Colgate-Palmolive India achieved a significant rebound in the final quarter of fiscal year 2026, with revenue from operations growing 9% from the previous year to ₹1,583 crore. This performance was largely driven by strategic investments in premium oral-care products and increased advertising, alongside a boost in urban consumer demand.
Full-Year Results and Recovery
Despite the strong quarterly performance, Colgate-Palmolive India's net profit for FY26 decreased by 1.8% to ₹1,325 crore. The company cited the ongoing effects of a Goods and Services Tax (GST) inverted duty structure and a high comparison base from the prior year. Nevertheless, a notable recovery trend was evident in the second half of FY26, with net sales rising by 5.2%, indicating improving market conditions after a slower first half.

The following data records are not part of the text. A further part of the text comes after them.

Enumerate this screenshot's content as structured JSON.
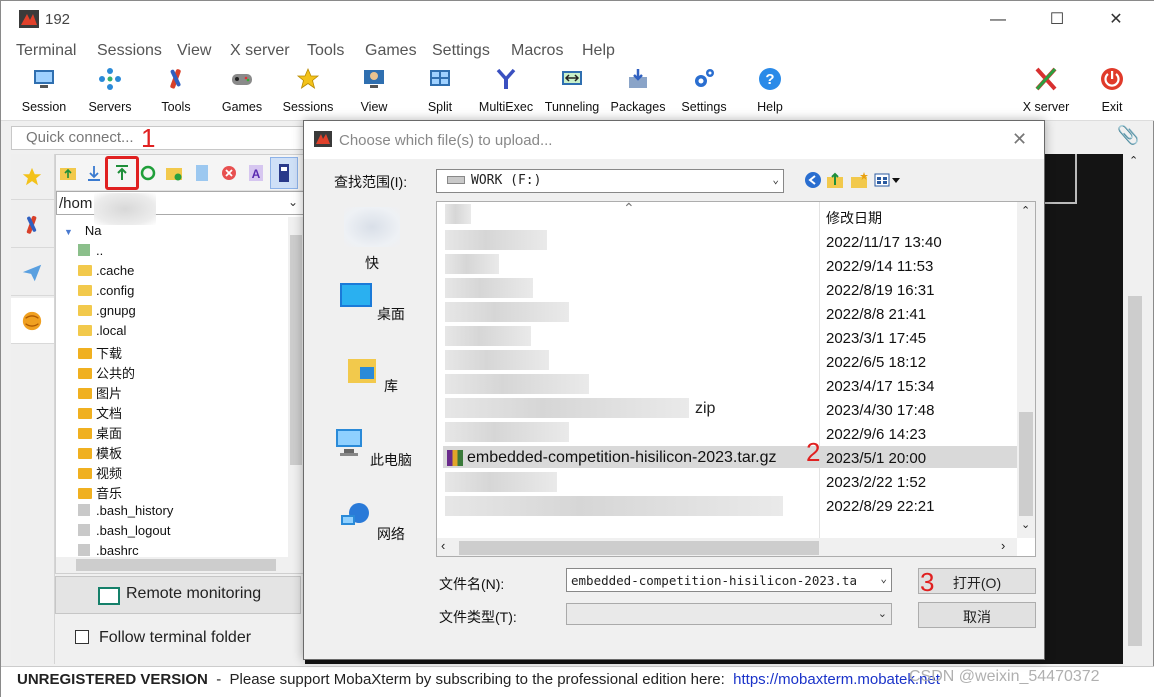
{
  "window": {
    "title": "192"
  },
  "menu": [
    "Terminal",
    "Sessions",
    "View",
    "X server",
    "Tools",
    "Games",
    "Settings",
    "Macros",
    "Help"
  ],
  "toolbar": [
    {
      "label": "Session",
      "icon": "session-icon"
    },
    {
      "label": "Servers",
      "icon": "servers-icon"
    },
    {
      "label": "Tools",
      "icon": "tools-icon"
    },
    {
      "label": "Games",
      "icon": "games-icon"
    },
    {
      "label": "Sessions",
      "icon": "star-icon"
    },
    {
      "label": "View",
      "icon": "view-icon"
    },
    {
      "label": "Split",
      "icon": "split-icon"
    },
    {
      "label": "MultiExec",
      "icon": "multiexec-icon"
    },
    {
      "label": "Tunneling",
      "icon": "tunneling-icon"
    },
    {
      "label": "Packages",
      "icon": "packages-icon"
    },
    {
      "label": "Settings",
      "icon": "gear-icon"
    },
    {
      "label": "Help",
      "icon": "help-icon"
    }
  ],
  "toolbar_right": [
    {
      "label": "X server",
      "icon": "xserver-icon"
    },
    {
      "label": "Exit",
      "icon": "power-icon"
    }
  ],
  "quick_connect": {
    "placeholder": "Quick connect..."
  },
  "sftp": {
    "path": "/hom",
    "name_header": "Na",
    "items": [
      {
        "name": "..",
        "kind": "up"
      },
      {
        "name": ".cache",
        "kind": "folder"
      },
      {
        "name": ".config",
        "kind": "folder"
      },
      {
        "name": ".gnupg",
        "kind": "folder"
      },
      {
        "name": ".local",
        "kind": "folder"
      },
      {
        "name": "下载",
        "kind": "folder"
      },
      {
        "name": "公共的",
        "kind": "folder"
      },
      {
        "name": "图片",
        "kind": "folder"
      },
      {
        "name": "文档",
        "kind": "folder"
      },
      {
        "name": "桌面",
        "kind": "folder"
      },
      {
        "name": "模板",
        "kind": "folder"
      },
      {
        "name": "视频",
        "kind": "folder"
      },
      {
        "name": "音乐",
        "kind": "folder"
      },
      {
        "name": ".bash_history",
        "kind": "file"
      },
      {
        "name": ".bash_logout",
        "kind": "file"
      },
      {
        "name": ".bashrc",
        "kind": "file"
      }
    ],
    "remote_monitoring": "Remote monitoring",
    "follow_terminal": "Follow terminal folder"
  },
  "dialog": {
    "title": "Choose which file(s) to upload...",
    "look_in_label": "查找范围(I):",
    "look_in_value": "WORK (F:)",
    "places": [
      "快",
      "桌面",
      "库",
      "此电脑",
      "网络"
    ],
    "date_header": "修改日期",
    "dates": [
      "2022/11/17 13:40",
      "2022/9/14 11:53",
      "2022/8/19 16:31",
      "2022/8/8 21:41",
      "2023/3/1 17:45",
      "2022/6/5 18:12",
      "2023/4/17 15:34",
      "2023/4/30 17:48",
      "2022/9/6 14:23",
      "2023/5/1 20:00",
      "2023/2/22 1:52",
      "2022/8/29 22:21"
    ],
    "selected_file": "embedded-competition-hisilicon-2023.tar.gz",
    "zip_fragment": "zip",
    "file_name_label": "文件名(N):",
    "file_name_value": "embedded-competition-hisilicon-2023.ta",
    "file_type_label": "文件类型(T):",
    "open_label": "打开(O)",
    "cancel_label": "取消"
  },
  "annotations": [
    "1",
    "2",
    "3"
  ],
  "status": {
    "unregistered": "UNREGISTERED VERSION",
    "message": "  -  Please support MobaXterm by subscribing to the professional edition here:  ",
    "link": "https://mobaxterm.mobatek.net",
    "watermark": "CSDN @weixin_54470372"
  },
  "colors": {
    "annotation": "#e02020",
    "terminal_bg": "#141414",
    "link": "#1a33c9"
  }
}
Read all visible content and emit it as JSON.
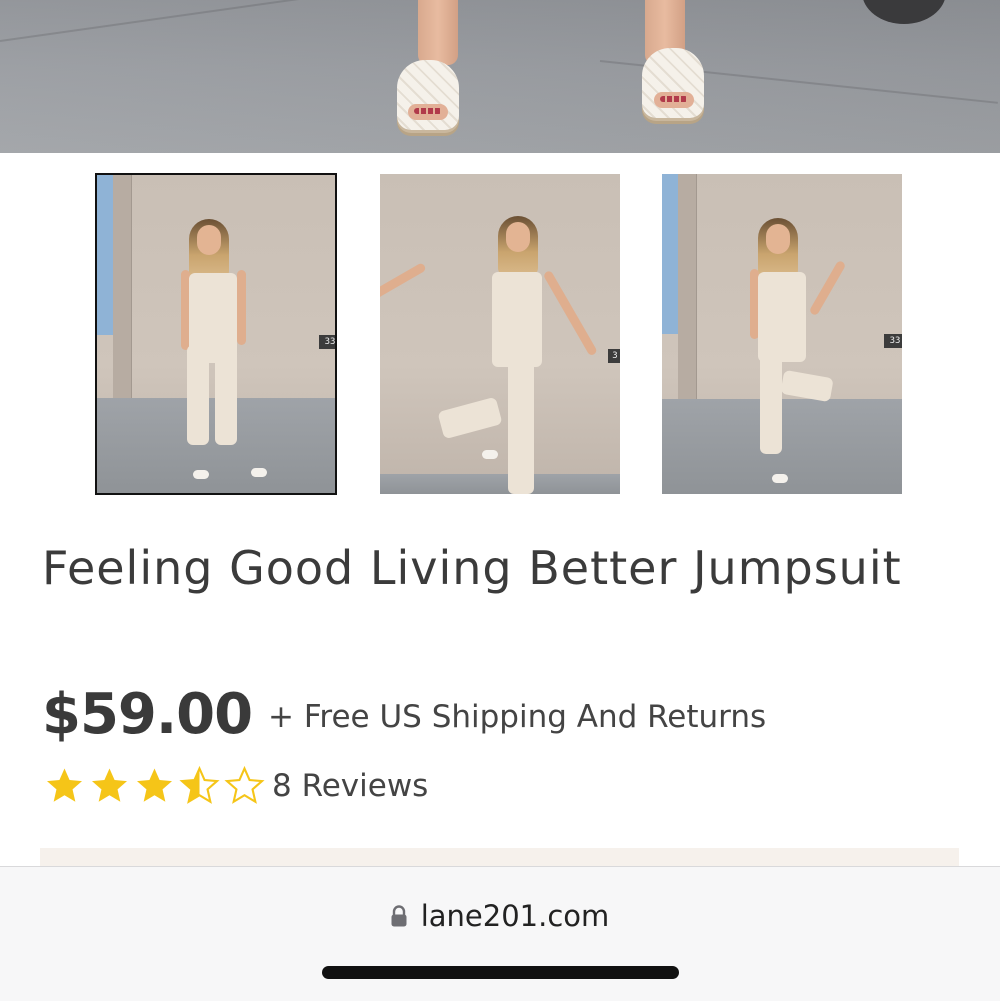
{
  "product": {
    "title": "Feeling Good Living Better Jumpsuit",
    "price": "$59.00",
    "shipping": "+ Free US Shipping And Returns",
    "rating": 3.5,
    "rating_max": 5,
    "reviews_label": "8 Reviews",
    "star_color": "#f5c518"
  },
  "gallery": {
    "selected_index": 0,
    "thumbnails": [
      {
        "name": "thumbnail-1",
        "sign_text": "33"
      },
      {
        "name": "thumbnail-2",
        "sign_text": "3"
      },
      {
        "name": "thumbnail-3",
        "sign_text": "33"
      }
    ]
  },
  "browser": {
    "url": "lane201.com",
    "lock_icon": "lock-icon"
  }
}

Investing in Future Growth
Colgate reiterated its commitment to its "Funding the Growth" strategy. Savings generated were reinvested into enhancing product quality, digital capabilities, and innovation, prioritizing long-term market position over immediate profit gains. Advertising expenditure in the fourth quarter alone increased by 10% to ₹199 crore, accounting for 12.6% of net sales, as the company focused on premium oral care and consumer engagement. Total advertising investment for the full year reached ₹819 crore.

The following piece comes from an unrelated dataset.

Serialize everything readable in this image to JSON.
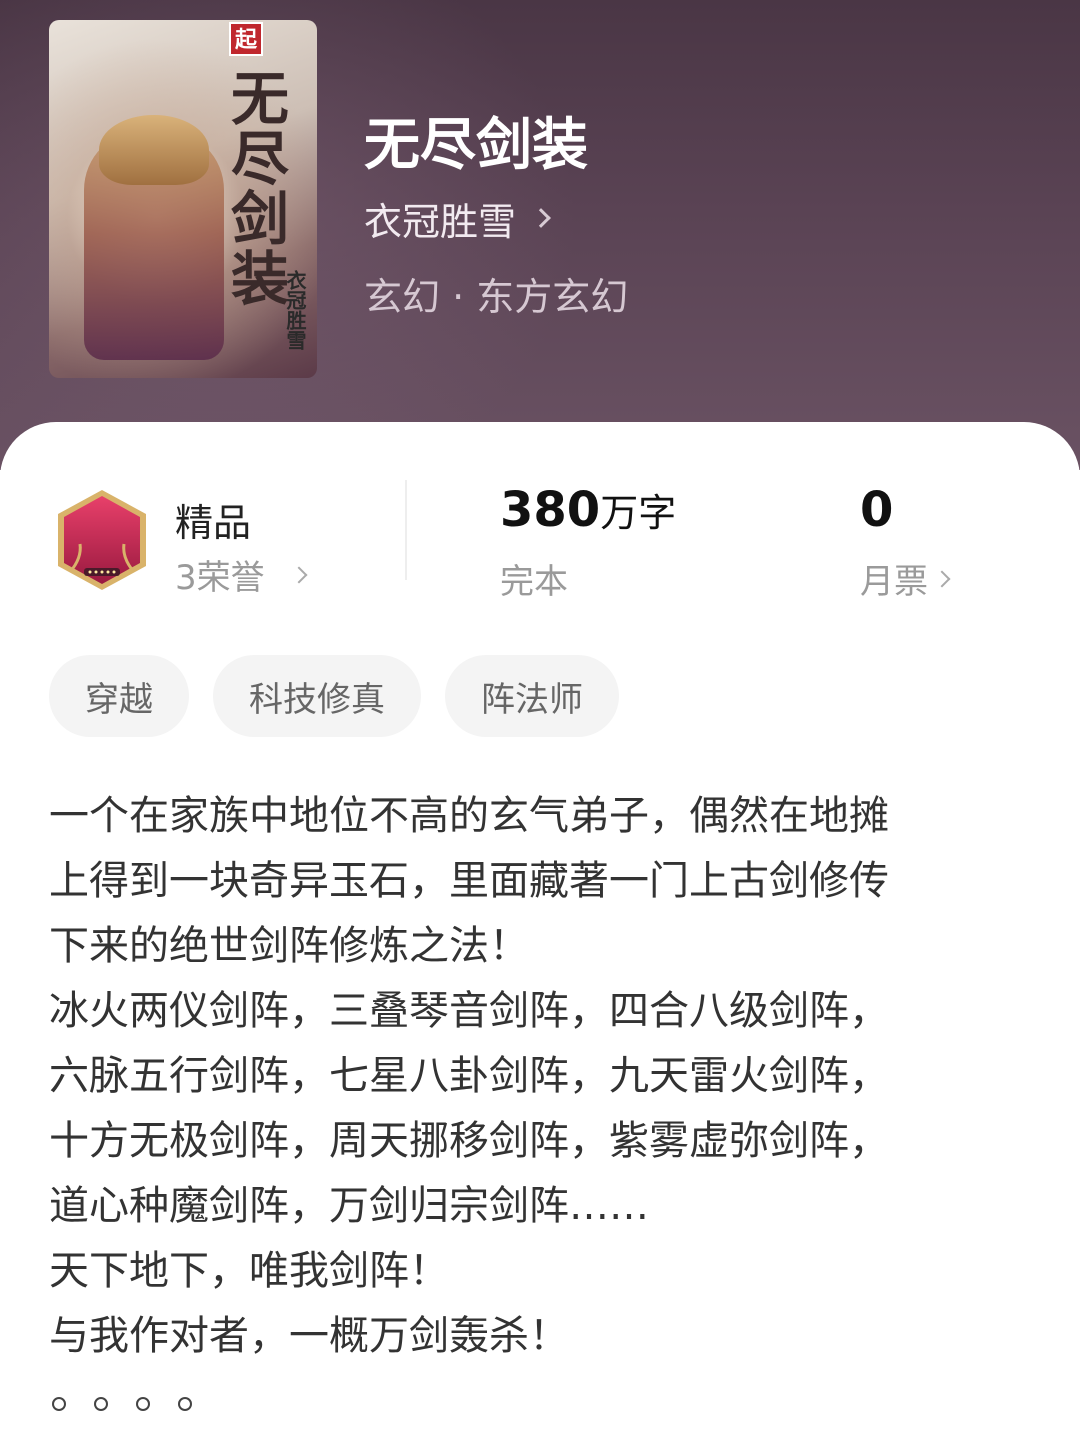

Boosting Consumption and Digital Sales
Demand for toothpaste in urban areas improved, and premium offerings such as Colgate Total and Visible White saw strong customer interest. The company continues to focus on rural markets with programs designed to encourage more frequent daily brushing and raise oral health awareness. A pilot program in rural Uttar Pradesh reported a 17% increase in twice-daily brushing behavior.
Digital channels have become a significant contributor to sales and profitability, particularly for premium products, with online operations yielding margins above the company's average. The board approved a second interim dividend of ₹24 per share, making the total dividend payout for FY26 ₹48 per share.
Gross margins remained robust at 69.6% for the quarter and 69.3% for the full year. EBITDA margins stood at 32.2% for the quarter and 31.2% for the full year.